Earlier, a new wave of persecution and killings of  Ahmediyas came to the fore after an Islamabad High Court Judge, Shaukat Siddiqui, described by many as a bigot and hate monger, took a position on religious matters of an individual.  Religious extremism penetrating the judiciary is a very disturbing development and diminishes chances of ensuring minority security. 

Siddiqui was the judge who had described Constable Mumtaz  Qadri as Ghazi (hero and holy warrior for upholding the teachings of Islam). Qadri had assassinated his minister Salman Taseer whom as a bodyguard he was supposed to protect. It’s unthinkable that a sitting judge would label a killer a hero and a martyr (Qadri was later executed).

Sadly, the judiciary in Pakistan has not been able to keep itself away from the profound impact of growing extremism.  Human rights watchers recommend a foolproof system be set in place to check and occasionally scrutinise the fairness of the justice system so that it does not stay unbridled and awards sentences with fairness and without bias.  

In the absence of any monitoring, Siddiqui continues to try cases of alleged blasphemy and he is directing the authorities to ban accused persons’ accounts on Facebook, Twitter and the internet confirming the extent of intolerance Pakistan is reeling under. Ahmediyas remain harassed and ostracised in Pakistani society and continue to suffer humiliation and intimidation at the hands of the religious extremists.

Emboldened by the indifference of the establishment and the apathy of the majority, several members of the Ahmediya community have been gunned down in the recent past. A prominent member of the sect and lawyer of renown, Malik Saleem Latif was shot dead  in Nankana Sahib and soon after a 68-year-old social activist Ashfaq Ahmed was shot dead in cold blood in Lahore on April 7. 

The atrocities don’t end here. Minorities are gripped by fear and uncertainty and there are no evident signs of any let up at least in the foreseeable future.
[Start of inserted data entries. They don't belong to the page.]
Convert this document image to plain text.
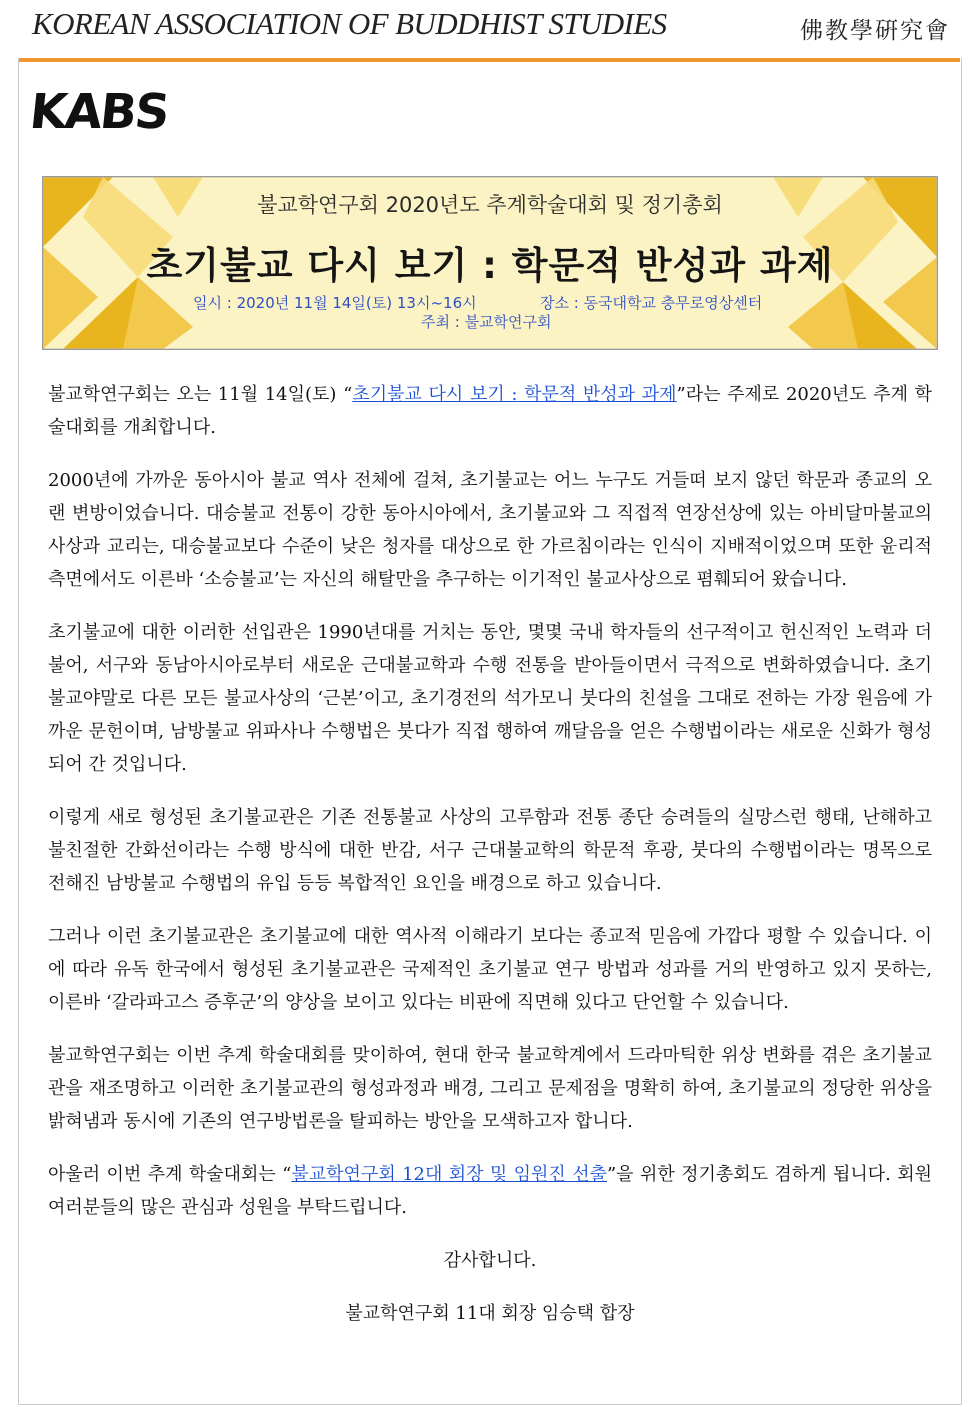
KOREAN ASSOCIATION OF BUDDHIST STUDIES	佛教學硏究會
KABS
불교학연구회 2020년도 추계학술대회 및 정기총회
초기불교 다시 보기 : 학문적 반성과 과제
일시 : 2020년 11월 14일(토) 13시~16시	장소 : 동국대학교 충무로영상센터
주최 : 불교학연구회

불교학연구회는 오는 11월 14일(토) “초기불교 다시 보기 : 학문적 반성과 과제”라는 주제로 2020년도 추계 학술대회를 개최합니다.

2000년에 가까운 동아시아 불교 역사 전체에 걸쳐, 초기불교는 어느 누구도 거들떠 보지 않던 학문과 종교의 오랜 변방이었습니다. 대승불교 전통이 강한 동아시아에서, 초기불교와 그 직접적 연장선상에 있는 아비달마불교의 사상과 교리는, 대승불교보다 수준이 낮은 청자를 대상으로 한 가르침이라는 인식이 지배적이었으며 또한 윤리적 측면에서도 이른바 ‘소승불교’는 자신의 해탈만을 추구하는 이기적인 불교사상으로 폄훼되어 왔습니다.

초기불교에 대한 이러한 선입관은 1990년대를 거치는 동안, 몇몇 국내 학자들의 선구적이고 헌신적인 노력과 더불어, 서구와 동남아시아로부터 새로운 근대불교학과 수행 전통을 받아들이면서 극적으로 변화하였습니다. 초기불교야말로 다른 모든 불교사상의 ‘근본’이고, 초기경전의 석가모니 붓다의 친설을 그대로 전하는 가장 원음에 가까운 문헌이며, 남방불교 위파사나 수행법은 붓다가 직접 행하여 깨달음을 얻은 수행법이라는 새로운 신화가 형성되어 간 것입니다.

이렇게 새로 형성된 초기불교관은 기존 전통불교 사상의 고루함과 전통 종단 승려들의 실망스런 행태, 난해하고 불친절한 간화선이라는 수행 방식에 대한 반감, 서구 근대불교학의 학문적 후광, 붓다의 수행법이라는 명목으로 전해진 남방불교 수행법의 유입 등등 복합적인 요인을 배경으로 하고 있습니다.

그러나 이런 초기불교관은 초기불교에 대한 역사적 이해라기 보다는 종교적 믿음에 가깝다 평할 수 있습니다. 이에 따라 유독 한국에서 형성된 초기불교관은 국제적인 초기불교 연구 방법과 성과를 거의 반영하고 있지 못하는, 이른바 ‘갈라파고스 증후군’의 양상을 보이고 있다는 비판에 직면해 있다고 단언할 수 있습니다.

불교학연구회는 이번 추계 학술대회를 맞이하여, 현대 한국 불교학계에서 드라마틱한 위상 변화를 겪은 초기불교관을 재조명하고 이러한 초기불교관의 형성과정과 배경, 그리고 문제점을 명확히 하여, 초기불교의 정당한 위상을 밝혀냄과 동시에 기존의 연구방법론을 탈피하는 방안을 모색하고자 합니다.

아울러 이번 추계 학술대회는 “불교학연구회 12대 회장 및 임원진 선출”을 위한 정기총회도 겸하게 됩니다. 회원 여러분들의 많은 관심과 성원을 부탁드립니다.

감사합니다.

불교학연구회 11대 회장 임승택 합장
Against this backdrop, it does not augur well for the Pakistani polity or its intelligence and security agencies to point fingers at India for its alleged highhandedness in Kashmir. Its sustained propaganda blitz against India merits a natural death as atrocities in Pakistan’s own backyard deserve to be highlighted and exposed before the international community and human rights groups.